Now that I am working with holistic doctors, improvement is coming. While I take a multitude of supplements that make me queasy at times, I am feeling better. It's why I have returned to Gather after a long absence!
Thank you for your support and for being there!
Thank you for the support!
I have experienced the same thing in my life. Most of my friends are supportive of me and know that winter is not the time for me to engage in social activities. They know I can't so invitations are few and far between. Most know that I have to decline them anyway, just as they know I emerge somewhat victoriously in spring when the weather is warm and my body stops hurting. I am grateful to them in ways I cannot even describe.
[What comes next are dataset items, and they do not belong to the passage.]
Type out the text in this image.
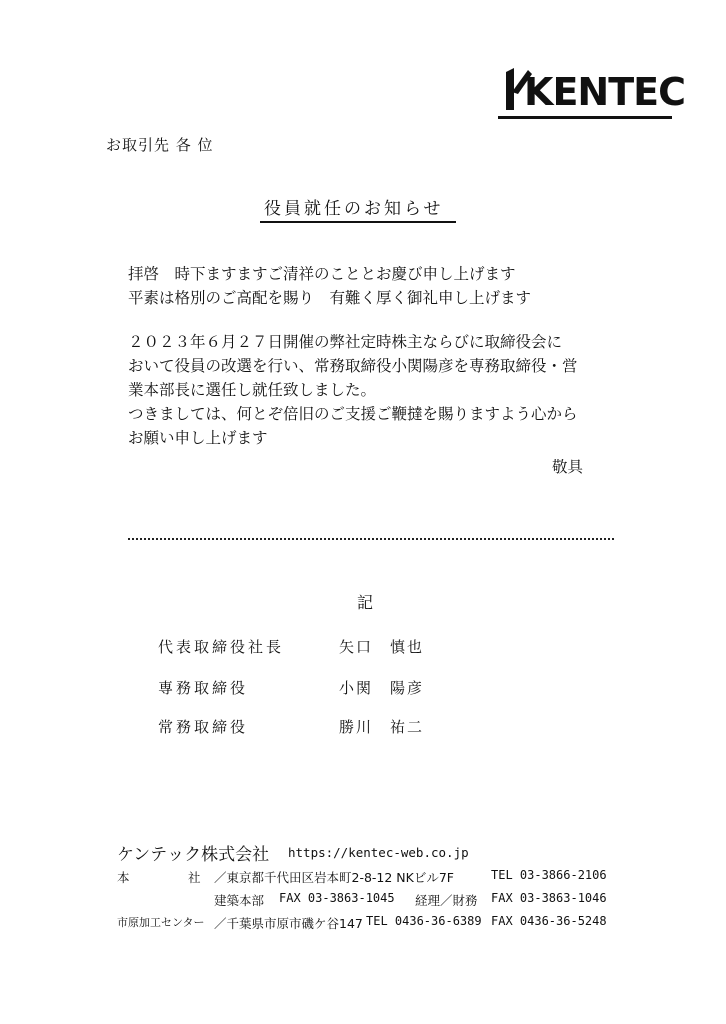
KENTEC
お取引先 各 位
役員就任のお知らせ
拝啓　時下ますますご清祥のこととお慶び申し上げます
平素は格別のご高配を賜り　有難く厚く御礼申し上げます
２０２３年６月２７日開催の弊社定時株主ならびに取締役会に
おいて役員の改選を行い、常務取締役小関陽彦を専務取締役・営
業本部長に選任し就任致しました。
つきましては、何とぞ倍旧のご支援ご鞭撻を賜りますよう心から
お願い申し上げます
敬具
記
代表取締役社長	矢口　慎也
専務取締役	小関　陽彦
常務取締役	勝川　祐二
ケンテック株式会社 https://kentec-web.co.jp
本	社 ／東京都千代田区岩本町2-8-12 NKビル7F	TEL 03-3866-2106
建築本部 FAX 03-3863-1045 経理／財務 FAX 03-3863-1046
市原加工センター ／千葉県市原市磯ケ谷147 TEL 0436-36-6389 FAX 0436-36-5248
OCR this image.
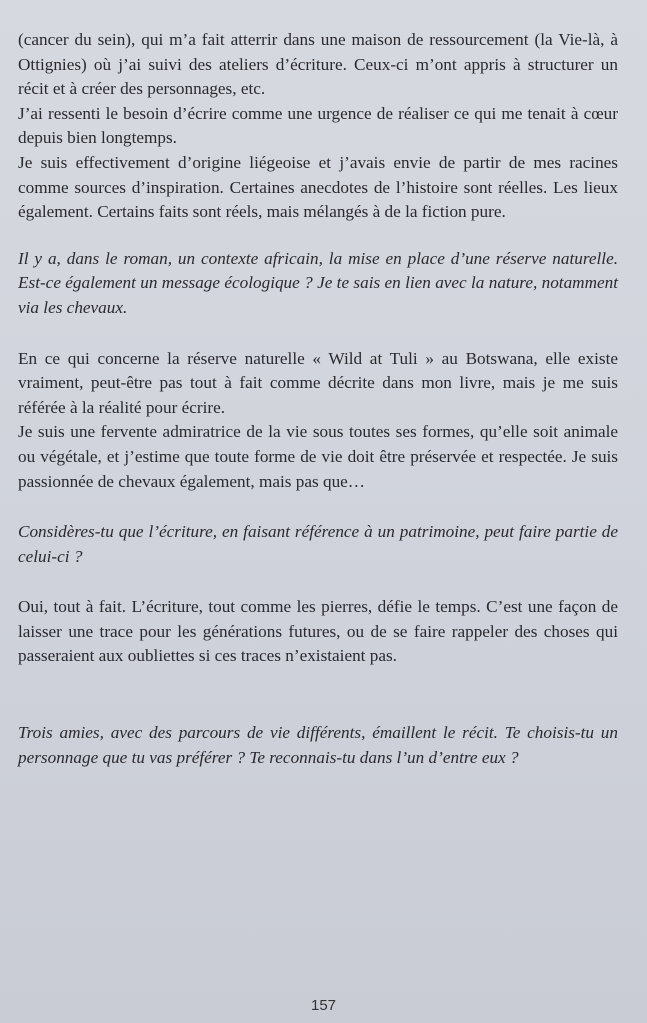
(cancer du sein), qui m’a fait atterrir dans une maison de ressourcement (la Vie-là, à Ottignies) où j’ai suivi des ateliers d’écriture. Ceux-ci m’ont appris à structurer un récit et à créer des personnages, etc.

J’ai ressenti le besoin d’écrire comme une urgence de réaliser ce qui me tenait à cœur depuis bien longtemps.

Je suis effectivement d’origine liégeoise et j’avais envie de partir de mes racines comme sources d’inspiration. Certaines anecdotes de l’histoire sont réelles. Les lieux également. Certains faits sont réels, mais mélangés à de la fiction pure.

Il y a, dans le roman, un contexte africain, la mise en place d’une réserve naturelle. Est-ce également un message écologique ? Je te sais en lien avec la nature, notamment via les chevaux.

En ce qui concerne la réserve naturelle « Wild at Tuli » au Botswana, elle existe vraiment, peut-être pas tout à fait comme décrite dans mon livre, mais je me suis référée à la réalité pour écrire.

Je suis une fervente admiratrice de la vie sous toutes ses formes, qu’elle soit animale ou végétale, et j’estime que toute forme de vie doit être préservée et respectée. Je suis passionnée de chevaux également, mais pas que…

Considères-tu que l’écriture, en faisant référence à un patrimoine, peut faire partie de celui-ci ?

Oui, tout à fait. L’écriture, tout comme les pierres, défie le temps. C’est une façon de laisser une trace pour les générations futures, ou de se faire rappeler des choses qui passeraient aux oubliettes si ces traces n’existaient pas.

Trois amies, avec des parcours de vie différents, émaillent le récit. Te choisis-tu un personnage que tu vas préférer ? Te reconnais-tu dans l’un d’entre eux ?

157
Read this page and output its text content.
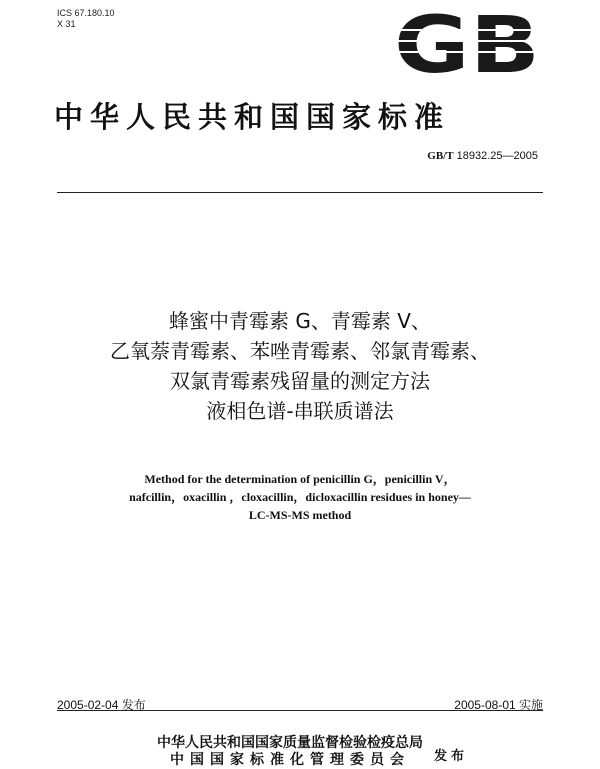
ICS 67.180.10
X 31	GB
中华人民共和国国家标准
GB/T 18932.25—2005
蜂蜜中青霉素 G、青霉素 V、
乙氧萘青霉素、苯唑青霉素、邻氯青霉素、
双氯青霉素残留量的测定方法
液相色谱-串联质谱法
Method for the determination of penicillin G，penicillin V，
nafcillin，oxacillin ，cloxacillin，dicloxacillin residues in honey—
LC-MS-MS method
2005-02-04 发布	2005-08-01 实施
中华人民共和国国家质量监督检验检疫总局
中国国家标准化管理委员会	发布
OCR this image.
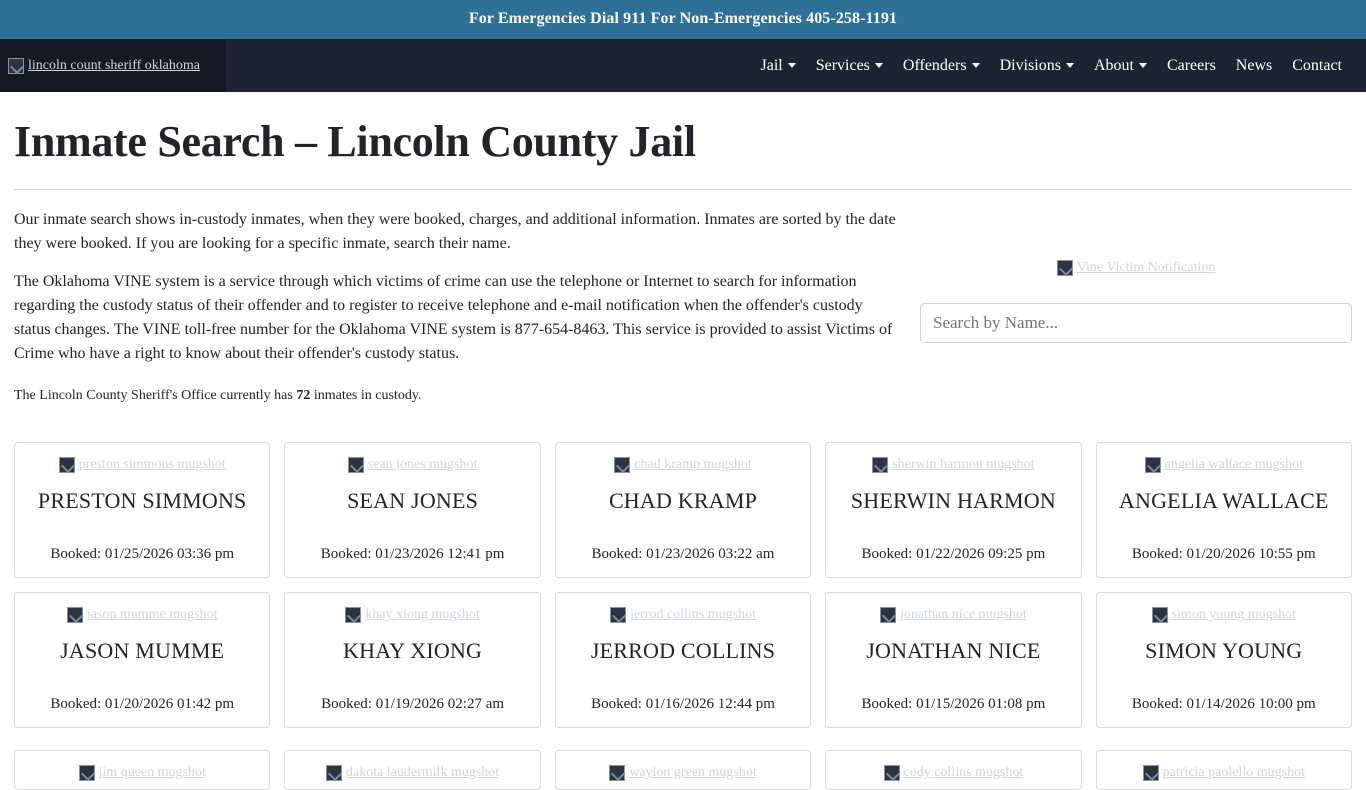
For Emergencies Dial 911 For Non-Emergencies 405-258-1191
lincoln count sheriff oklahoma	Jail	Services	Offenders	Divisions	About	Careers	News	Contact
Inmate Search – Lincoln County Jail

Our inmate search shows in-custody inmates, when they were booked, charges, and additional information. Inmates are sorted by the date they were booked. If you are looking for a specific inmate, search their name.

The Oklahoma VINE system is a service through which victims of crime can use the telephone or Internet to search for information regarding the custody status of their offender and to register to receive telephone and e-mail notification when the offender's custody status changes. The VINE toll-free number for the Oklahoma VINE system is 877-654-8463. This service is provided to assist Victims of Crime who have a right to know about their offender's custody status.

The Lincoln County Sheriff's Office currently has 72 inmates in custody.

Vine Victim Notification
Search by Name...
preston simmons mugshot
PRESTON SIMMONS
Booked: 01/25/2026 03:36 pm
sean jones mugshot
SEAN JONES
Booked: 01/23/2026 12:41 pm
chad kramp mugshot
CHAD KRAMP
Booked: 01/23/2026 03:22 am
sherwin harmon mugshot
SHERWIN HARMON
Booked: 01/22/2026 09:25 pm
angelia wallace mugshot
ANGELIA WALLACE
Booked: 01/20/2026 10:55 pm
jason mumme mugshot
JASON MUMME
Booked: 01/20/2026 01:42 pm
khay xiong mugshot
KHAY XIONG
Booked: 01/19/2026 02:27 am
jerrod collins mugshot
JERROD COLLINS
Booked: 01/16/2026 12:44 pm
jonathan nice mugshot
JONATHAN NICE
Booked: 01/15/2026 01:08 pm
simon young mugshot
SIMON YOUNG
Booked: 01/14/2026 10:00 pm
jim queen mugshot	dakota laudermilk mugshot	waylon green mugshot	cody collins mugshot	patricia paolello mugshot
I do have one friend that regularly pisses me off, however. She is and always has been an "all about me" kind of person, convinced that her traumas, tragedies are far worse than anyone else's even if they are identical. The sad thing for me is that she should know better. She is extremely smart and well-educated but for some reason she suffers from a kind of emotional disconnect when it comes to her issues versus someone else's. I am very patient with her and try to encourage her to understand that you cannot draw comparisons in life; that a similar tragedy another person experience is no less important than one's own...that they are equal and should be respected accordingly. Even with that, she still doesn't get it.
I am glad you have your cousin in your corner, hon!
Bless you for the healing thoughts for my sister.
Hi. This is a powerful and insightful article. I wish for you pain-free days and high spirits. You sound like a terrific person with a lot of courage.
Peace.
You are a gift!
Blessings and healing light to you and your sister! How is she?
Peace and blessings to you!
(We have good news. It wasn't a heart attack. My sister's blood pressure was crazy, the pain and other things showed up but it turned out to be issues with nerves in her neck!)